Figure 2. Engagement of endosomal or cytosolic nucleic acid sensors as central events in inflammatory responses

Nucleic acid sensors are critical innate immune receptors that reside either in endolysosomes or the cytosol. Upon recognition of specific ligands, they initiate a signaling cascade resulting in the activation of several transcription factors that promote cell activation and production of type I interferons (IFN-I) and inflammatory cytokines. Two ER molecules, GRP94 and PRAT4A, act in concert to ensure proper folding of TLRs 3, 7, 8 and 9 and exit from the ER, while UNC93B1 mediates TLR transport to endolysosomes, where ligand recognition takes place. Other proteins participating in TLR trafficking and/or function are the adaptor protein 3 (AP-3), the biogenesis of lysosome organelle complex 1 and 2 (BLOC1/2), and the solute carrier 15A4 (SLC15A4), a molecule known to transport protons (H⁺), histidine (His) and selected peptides from endosomes to the cytosol. In the cytosol, RNA is sensed by the helicases RIG-I and MDA5, while DNA is primarily sensed by the cyclic GMP-AMP synthase (cGAS). Engagement of cGAS leads to synthesis of the second messenger cGAMP that interacts with the stimulator of interferon genes (STING) to promote inflammatory responses.

Figure 3. Pathways by which self and foreign nucleic acid sensors promote autoimmunity

It is postulated that self-nucleic acids in microparticles released from dying cells or in neutrophil extracellular traps (NETs) gain access to acidified endolysosomal compartments of pDCs, DCs, and antigen-specific B cells. TLR engagement and production of inflammatory cytokines causes upregulation of MHC and costimulatory molecules in these cells, antigen presentation, and engagement of autoreactive T cells. Complexes of autoantibodies (IgG, IgE) with nucleic acid-associated molecules are taken up through the FcR and amplify and sustain the inflammatory response. In certain instances, microbial nucleic acids alone or in conjunction with self-nucleic acids released from damaged tissues may constitute the initial trigger.

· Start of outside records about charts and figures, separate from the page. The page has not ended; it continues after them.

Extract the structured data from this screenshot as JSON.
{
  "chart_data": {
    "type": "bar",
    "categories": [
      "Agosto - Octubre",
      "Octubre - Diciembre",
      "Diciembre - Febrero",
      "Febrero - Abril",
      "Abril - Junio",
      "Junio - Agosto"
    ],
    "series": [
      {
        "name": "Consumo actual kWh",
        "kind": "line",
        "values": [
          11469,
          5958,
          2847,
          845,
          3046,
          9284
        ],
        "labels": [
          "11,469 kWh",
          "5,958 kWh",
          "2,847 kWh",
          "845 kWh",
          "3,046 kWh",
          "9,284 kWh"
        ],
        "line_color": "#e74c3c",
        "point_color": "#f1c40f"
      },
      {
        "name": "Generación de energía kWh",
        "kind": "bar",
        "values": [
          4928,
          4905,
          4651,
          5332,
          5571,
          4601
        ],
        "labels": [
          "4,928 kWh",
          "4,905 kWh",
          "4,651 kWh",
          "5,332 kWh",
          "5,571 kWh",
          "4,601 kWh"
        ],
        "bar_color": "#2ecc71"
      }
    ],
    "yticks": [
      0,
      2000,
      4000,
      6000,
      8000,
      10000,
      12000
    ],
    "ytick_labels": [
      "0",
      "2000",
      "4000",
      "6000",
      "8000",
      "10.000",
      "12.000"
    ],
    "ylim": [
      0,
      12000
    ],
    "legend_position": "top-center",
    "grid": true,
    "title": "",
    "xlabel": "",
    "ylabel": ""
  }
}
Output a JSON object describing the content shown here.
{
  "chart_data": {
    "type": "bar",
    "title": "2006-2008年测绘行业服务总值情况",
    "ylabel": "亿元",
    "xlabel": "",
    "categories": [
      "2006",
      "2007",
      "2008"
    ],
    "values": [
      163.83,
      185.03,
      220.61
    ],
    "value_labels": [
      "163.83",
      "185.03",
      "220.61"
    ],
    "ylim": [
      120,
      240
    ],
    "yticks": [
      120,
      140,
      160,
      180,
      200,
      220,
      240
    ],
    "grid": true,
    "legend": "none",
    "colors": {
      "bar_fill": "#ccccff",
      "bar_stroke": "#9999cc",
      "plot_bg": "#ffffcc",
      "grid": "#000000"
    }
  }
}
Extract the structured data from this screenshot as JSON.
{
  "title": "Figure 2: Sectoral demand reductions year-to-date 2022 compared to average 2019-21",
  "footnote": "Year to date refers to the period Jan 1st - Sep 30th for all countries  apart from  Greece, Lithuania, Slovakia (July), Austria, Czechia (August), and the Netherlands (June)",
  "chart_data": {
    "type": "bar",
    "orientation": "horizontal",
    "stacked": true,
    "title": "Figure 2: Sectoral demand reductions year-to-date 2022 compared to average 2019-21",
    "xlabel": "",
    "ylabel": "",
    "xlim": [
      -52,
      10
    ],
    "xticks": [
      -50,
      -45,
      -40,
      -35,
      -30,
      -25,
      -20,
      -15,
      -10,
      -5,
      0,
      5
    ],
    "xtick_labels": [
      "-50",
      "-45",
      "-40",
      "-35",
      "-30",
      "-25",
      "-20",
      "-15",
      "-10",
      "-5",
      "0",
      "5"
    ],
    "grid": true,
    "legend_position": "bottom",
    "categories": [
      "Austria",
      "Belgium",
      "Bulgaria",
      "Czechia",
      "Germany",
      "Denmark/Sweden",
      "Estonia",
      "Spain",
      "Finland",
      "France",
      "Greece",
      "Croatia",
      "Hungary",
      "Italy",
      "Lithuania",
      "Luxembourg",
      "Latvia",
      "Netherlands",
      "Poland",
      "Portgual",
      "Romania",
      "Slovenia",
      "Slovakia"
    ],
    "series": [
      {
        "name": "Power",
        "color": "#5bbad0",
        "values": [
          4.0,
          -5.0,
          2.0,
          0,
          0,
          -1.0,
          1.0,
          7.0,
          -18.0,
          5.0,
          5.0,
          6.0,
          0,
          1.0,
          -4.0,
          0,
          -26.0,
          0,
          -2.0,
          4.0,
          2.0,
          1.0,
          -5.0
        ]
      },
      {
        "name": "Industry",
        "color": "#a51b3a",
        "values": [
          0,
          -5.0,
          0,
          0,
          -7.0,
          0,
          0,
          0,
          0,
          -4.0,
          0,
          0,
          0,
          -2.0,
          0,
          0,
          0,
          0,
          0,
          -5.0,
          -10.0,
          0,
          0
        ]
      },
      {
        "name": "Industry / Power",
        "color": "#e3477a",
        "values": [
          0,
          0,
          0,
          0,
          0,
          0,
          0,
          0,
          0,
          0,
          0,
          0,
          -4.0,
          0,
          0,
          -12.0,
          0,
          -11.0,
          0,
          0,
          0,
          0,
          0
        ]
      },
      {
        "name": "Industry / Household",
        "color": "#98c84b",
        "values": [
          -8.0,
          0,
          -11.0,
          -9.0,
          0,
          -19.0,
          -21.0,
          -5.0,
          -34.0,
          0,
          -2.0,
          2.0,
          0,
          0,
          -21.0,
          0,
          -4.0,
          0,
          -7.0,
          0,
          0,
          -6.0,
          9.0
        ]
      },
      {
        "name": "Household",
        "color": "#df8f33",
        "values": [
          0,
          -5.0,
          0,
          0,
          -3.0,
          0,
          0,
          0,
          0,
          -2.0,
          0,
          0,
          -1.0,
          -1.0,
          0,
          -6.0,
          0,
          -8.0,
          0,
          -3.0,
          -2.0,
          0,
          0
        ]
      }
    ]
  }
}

Figure 4. The multiple pathways to autoimmunity

We posit that autoimmunity may result from disturbances in multiple processes acting singly or in combination. Tissue damage under sterile conditions or due to infections may lead to availability of nucleic acids and other damage- or pathogen-associated molecular patterns (DAMPs, PAMPs), presentation of self-antigens to non-tolerant lymphocytes, and induction of inflammatory responses. Microbiota dysbiosis may result in displacement of beneficial commensals, reductions of several anti-inflammatory factors (short chain fatty acids, SCFA; Aryl hydrocarbon receptor ligands, AHR-L; polysaccharide A, PSA), expansion of adherent bacteria (e.g. segmented filamentous bacteria, SFB in mice), damage of the mucosal/epithelial barrier, and translocation of bacteria and inflammatory products to mesenteric lymph nodes. These effects lead to engagement of TLRs and other innate sensors, production of inflammatory cytokines, reduction in T_reg cells (T_R), expansion of T_H17 and other effector cells, and production of autoantibodies, resulting in organ-specific or systemic autoimmune diseases. Additional autoimmunity-contributing factors may include abnormalities in non-coding regulatory RNAs, gender-associated hormonal effects, and incomplete X chromosome inactivation. These processes require a predisposing genetic background for the pathogenic phenotype to be expressed.